There are several potential technical and statistical limitations in the present study. First, TTE is not a perfect reference technique [25]. There were potential TTE imprecisions as a result of Doppler probe position or angulation errors with potential underestimation of trans-aortic flow [24, 26], as TTE was based on a single plane only rather than two opposing planes (to achieve simultaneous paired LVSV measurements of identical heart beats by EV and TTE). However, for ethical and compliance reasons there is realistically no other method applicable in this study on healthy neonates. Second, there are potential EV imprecisions as some EV measurements in the observed cohort were inappropriately low, but were not excluded from the analysis because no clinical or echocardiographic cause was identified. A third possible technical limitation is that this study analyzed coupled LVSVEV versus LVSVTTE measurements, irrespective of the respiratory cycle. Our study did not take into account that stroke volume variation was between 10 and 30 % in most cases, and in vigorously breathing neonates it was up to 40 % in the reported cohort (as indicated by the Aesculon monitor). Stroke volume variation during the respiratory cycle is a problem for any method of determining CO [4]. Comparison of EV with TTE over a relatively short sampling interval of only three consecutive heart beats is vulnerable to measurement effects caused by the respiratory cycle [5]. Arrhythmias may also be more relevant with short sampling intervals [4, 28, 40, 41]. Nevertheless, the focus of our study was on simultaneous LVSV recordings by EV and TTE, which may help to compensate for the respiratory and heart rhythm effects, and the neonates were in sinus rhythm.

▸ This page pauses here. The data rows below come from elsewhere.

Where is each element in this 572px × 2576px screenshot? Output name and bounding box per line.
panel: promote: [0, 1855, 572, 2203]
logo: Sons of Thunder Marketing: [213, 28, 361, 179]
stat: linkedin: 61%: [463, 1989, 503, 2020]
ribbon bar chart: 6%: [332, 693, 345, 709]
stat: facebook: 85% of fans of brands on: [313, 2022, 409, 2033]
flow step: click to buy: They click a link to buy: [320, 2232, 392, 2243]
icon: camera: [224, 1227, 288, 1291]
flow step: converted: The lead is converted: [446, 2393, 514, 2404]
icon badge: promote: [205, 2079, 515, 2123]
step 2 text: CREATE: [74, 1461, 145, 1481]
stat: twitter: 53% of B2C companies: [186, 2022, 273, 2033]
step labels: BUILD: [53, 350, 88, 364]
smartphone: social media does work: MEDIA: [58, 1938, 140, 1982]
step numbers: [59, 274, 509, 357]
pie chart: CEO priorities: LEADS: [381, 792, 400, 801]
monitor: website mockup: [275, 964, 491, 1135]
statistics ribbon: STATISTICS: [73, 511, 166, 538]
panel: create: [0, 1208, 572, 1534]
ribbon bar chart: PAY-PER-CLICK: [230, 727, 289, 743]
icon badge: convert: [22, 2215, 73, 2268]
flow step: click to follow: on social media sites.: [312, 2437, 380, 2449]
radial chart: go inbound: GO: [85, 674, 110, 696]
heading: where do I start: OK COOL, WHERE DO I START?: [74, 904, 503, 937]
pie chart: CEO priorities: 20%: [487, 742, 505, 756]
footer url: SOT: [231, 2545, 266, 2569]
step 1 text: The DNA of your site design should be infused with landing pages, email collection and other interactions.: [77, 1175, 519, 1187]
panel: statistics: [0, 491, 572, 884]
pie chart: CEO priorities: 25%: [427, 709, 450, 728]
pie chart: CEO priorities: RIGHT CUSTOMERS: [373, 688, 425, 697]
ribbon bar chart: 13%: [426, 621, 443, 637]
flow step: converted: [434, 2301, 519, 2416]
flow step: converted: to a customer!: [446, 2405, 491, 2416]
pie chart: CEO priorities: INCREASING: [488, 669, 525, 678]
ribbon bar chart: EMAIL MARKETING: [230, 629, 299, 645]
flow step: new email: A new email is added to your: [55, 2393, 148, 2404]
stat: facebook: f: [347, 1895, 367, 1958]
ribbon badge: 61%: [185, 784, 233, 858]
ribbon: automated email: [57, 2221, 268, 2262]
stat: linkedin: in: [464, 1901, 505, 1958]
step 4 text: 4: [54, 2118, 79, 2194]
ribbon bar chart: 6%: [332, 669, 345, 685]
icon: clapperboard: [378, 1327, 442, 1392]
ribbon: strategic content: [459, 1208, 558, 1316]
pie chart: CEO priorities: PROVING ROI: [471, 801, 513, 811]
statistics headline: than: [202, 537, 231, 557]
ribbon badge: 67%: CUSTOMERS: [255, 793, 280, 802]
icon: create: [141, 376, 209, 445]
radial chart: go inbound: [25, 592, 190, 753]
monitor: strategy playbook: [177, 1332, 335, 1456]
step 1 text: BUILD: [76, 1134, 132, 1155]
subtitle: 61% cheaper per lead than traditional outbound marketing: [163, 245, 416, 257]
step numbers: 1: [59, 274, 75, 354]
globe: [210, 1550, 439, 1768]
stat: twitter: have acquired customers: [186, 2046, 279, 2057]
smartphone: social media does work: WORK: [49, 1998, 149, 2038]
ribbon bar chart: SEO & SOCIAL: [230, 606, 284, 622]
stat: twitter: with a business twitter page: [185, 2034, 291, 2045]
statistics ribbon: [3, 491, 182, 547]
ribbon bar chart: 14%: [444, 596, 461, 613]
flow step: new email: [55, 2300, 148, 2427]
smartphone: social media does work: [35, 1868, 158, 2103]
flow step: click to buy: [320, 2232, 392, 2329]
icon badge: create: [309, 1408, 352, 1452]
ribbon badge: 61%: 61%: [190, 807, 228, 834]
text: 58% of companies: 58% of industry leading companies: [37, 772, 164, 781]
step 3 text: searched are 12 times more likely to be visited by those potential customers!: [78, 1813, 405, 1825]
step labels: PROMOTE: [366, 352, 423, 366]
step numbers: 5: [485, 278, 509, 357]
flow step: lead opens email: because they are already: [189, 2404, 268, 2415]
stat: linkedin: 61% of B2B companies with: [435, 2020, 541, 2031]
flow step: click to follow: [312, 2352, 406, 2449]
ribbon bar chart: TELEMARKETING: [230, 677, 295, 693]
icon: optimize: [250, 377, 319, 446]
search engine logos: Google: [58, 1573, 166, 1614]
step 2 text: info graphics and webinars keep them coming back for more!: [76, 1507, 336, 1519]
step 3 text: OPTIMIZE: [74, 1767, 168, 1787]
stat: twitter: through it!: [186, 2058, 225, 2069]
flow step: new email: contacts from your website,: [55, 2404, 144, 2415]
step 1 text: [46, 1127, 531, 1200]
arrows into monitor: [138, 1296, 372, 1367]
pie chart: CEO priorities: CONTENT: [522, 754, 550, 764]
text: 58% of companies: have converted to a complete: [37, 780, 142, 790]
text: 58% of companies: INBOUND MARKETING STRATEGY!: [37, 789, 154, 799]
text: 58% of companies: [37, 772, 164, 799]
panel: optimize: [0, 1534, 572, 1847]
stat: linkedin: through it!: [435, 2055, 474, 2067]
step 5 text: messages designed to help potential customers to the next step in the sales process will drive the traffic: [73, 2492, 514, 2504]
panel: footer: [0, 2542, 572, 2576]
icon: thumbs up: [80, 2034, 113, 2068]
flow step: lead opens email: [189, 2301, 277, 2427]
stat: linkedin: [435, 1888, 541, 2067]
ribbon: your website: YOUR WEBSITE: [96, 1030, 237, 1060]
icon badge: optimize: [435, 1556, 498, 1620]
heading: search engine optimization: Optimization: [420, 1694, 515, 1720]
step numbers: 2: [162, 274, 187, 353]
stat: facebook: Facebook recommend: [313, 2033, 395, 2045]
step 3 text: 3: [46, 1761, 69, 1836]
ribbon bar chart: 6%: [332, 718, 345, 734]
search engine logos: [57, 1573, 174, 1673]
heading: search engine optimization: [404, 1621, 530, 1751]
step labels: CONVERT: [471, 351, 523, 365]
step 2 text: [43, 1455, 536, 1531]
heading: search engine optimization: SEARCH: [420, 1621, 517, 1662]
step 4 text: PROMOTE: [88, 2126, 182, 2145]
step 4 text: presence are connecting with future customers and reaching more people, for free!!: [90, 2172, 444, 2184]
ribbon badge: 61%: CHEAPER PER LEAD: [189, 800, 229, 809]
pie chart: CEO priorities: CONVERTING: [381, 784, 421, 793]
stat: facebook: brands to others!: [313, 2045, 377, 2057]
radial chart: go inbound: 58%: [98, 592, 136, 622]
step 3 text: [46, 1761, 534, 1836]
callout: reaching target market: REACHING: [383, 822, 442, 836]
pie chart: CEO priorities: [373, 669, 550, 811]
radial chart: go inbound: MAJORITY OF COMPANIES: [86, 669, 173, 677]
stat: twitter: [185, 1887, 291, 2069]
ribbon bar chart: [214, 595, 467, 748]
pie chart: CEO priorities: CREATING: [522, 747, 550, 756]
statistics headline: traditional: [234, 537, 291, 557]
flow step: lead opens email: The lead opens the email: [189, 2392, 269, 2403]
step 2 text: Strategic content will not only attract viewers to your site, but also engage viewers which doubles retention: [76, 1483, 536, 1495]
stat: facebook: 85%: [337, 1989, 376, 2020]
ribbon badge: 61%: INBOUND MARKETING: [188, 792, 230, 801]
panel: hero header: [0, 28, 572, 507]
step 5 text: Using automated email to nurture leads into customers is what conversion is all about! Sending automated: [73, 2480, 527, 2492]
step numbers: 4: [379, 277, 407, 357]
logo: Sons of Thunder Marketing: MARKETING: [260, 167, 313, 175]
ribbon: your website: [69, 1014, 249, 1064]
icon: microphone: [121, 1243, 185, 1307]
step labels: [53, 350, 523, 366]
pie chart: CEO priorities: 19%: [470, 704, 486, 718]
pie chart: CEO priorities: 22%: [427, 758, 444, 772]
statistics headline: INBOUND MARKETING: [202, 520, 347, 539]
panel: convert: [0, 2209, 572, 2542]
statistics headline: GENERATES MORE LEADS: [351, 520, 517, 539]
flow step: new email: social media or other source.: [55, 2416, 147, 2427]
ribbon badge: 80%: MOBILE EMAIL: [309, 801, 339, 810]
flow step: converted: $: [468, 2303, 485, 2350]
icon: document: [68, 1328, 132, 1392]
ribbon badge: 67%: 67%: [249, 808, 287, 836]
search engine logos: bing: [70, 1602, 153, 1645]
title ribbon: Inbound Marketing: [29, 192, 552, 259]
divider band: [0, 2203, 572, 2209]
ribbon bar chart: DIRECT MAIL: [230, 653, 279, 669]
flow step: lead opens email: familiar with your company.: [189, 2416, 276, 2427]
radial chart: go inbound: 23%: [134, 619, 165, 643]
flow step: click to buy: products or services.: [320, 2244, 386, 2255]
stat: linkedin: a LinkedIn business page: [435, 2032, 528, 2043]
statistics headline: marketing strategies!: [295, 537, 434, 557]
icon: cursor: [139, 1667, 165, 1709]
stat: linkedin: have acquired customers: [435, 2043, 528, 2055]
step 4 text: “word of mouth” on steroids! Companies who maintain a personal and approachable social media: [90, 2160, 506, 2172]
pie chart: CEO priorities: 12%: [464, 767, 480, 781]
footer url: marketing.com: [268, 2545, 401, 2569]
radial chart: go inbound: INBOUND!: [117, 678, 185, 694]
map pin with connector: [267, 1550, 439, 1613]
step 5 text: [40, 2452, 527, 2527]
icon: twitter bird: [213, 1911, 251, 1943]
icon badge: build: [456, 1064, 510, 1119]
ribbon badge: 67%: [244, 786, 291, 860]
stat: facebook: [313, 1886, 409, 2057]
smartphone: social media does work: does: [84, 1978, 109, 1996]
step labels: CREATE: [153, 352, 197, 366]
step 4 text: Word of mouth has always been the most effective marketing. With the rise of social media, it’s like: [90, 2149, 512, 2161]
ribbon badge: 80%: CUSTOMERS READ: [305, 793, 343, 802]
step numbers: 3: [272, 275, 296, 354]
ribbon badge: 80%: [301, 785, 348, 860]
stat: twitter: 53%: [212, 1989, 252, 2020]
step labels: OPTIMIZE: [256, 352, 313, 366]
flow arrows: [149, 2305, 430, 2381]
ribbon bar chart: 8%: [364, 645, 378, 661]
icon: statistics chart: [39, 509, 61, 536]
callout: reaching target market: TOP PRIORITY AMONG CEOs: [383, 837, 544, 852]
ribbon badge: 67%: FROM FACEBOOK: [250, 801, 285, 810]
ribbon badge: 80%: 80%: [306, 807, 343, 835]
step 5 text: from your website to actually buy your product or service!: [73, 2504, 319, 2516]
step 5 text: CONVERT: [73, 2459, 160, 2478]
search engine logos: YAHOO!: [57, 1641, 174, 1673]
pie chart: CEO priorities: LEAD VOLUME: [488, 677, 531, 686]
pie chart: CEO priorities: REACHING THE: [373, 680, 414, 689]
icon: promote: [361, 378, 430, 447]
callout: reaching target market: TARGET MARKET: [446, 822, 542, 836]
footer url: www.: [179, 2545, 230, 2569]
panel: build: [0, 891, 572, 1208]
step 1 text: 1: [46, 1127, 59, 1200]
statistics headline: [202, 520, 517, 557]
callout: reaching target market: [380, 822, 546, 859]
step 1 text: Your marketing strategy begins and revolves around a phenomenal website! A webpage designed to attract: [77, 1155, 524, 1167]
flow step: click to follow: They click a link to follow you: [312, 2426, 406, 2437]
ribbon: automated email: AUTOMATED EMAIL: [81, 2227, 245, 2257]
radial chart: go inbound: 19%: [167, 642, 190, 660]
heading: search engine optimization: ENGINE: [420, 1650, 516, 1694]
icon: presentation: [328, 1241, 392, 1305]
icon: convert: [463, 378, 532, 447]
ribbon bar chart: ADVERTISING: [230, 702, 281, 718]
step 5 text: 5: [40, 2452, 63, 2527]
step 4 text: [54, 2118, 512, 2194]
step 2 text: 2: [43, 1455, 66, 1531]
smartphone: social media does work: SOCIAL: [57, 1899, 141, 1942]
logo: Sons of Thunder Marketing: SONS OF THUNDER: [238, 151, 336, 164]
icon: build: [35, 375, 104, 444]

A fourth potential limitation is that our study was not a formally blinded design with simultaneous recording of EV and TTE data. However, data acquisition by EV and TTE was performed by two separate operators who did not know the results of the other operator at the time of recording thus operating independently and practically blinded. A final potential limitation is the uneven distribution of the shunts over the sample cohort. However, a post hoc power analysis showed sufficient power to compare the percentage bias in neonates without any shunts with the group of neonates with shunts.

5 Conclusion

The non-invasive and continuously applicable EV method is feasible for monitoring LVSV in neonates, but is not formally equivalent to TTE. This study shows that physiological left to right shunts via PFO and/or PDA in neonates are a source or error affecting accuracy of LVSVEV measurements in comparison with LVSVTTE measurements, resulting in an increased bias and an overestimation of LVSV by EV.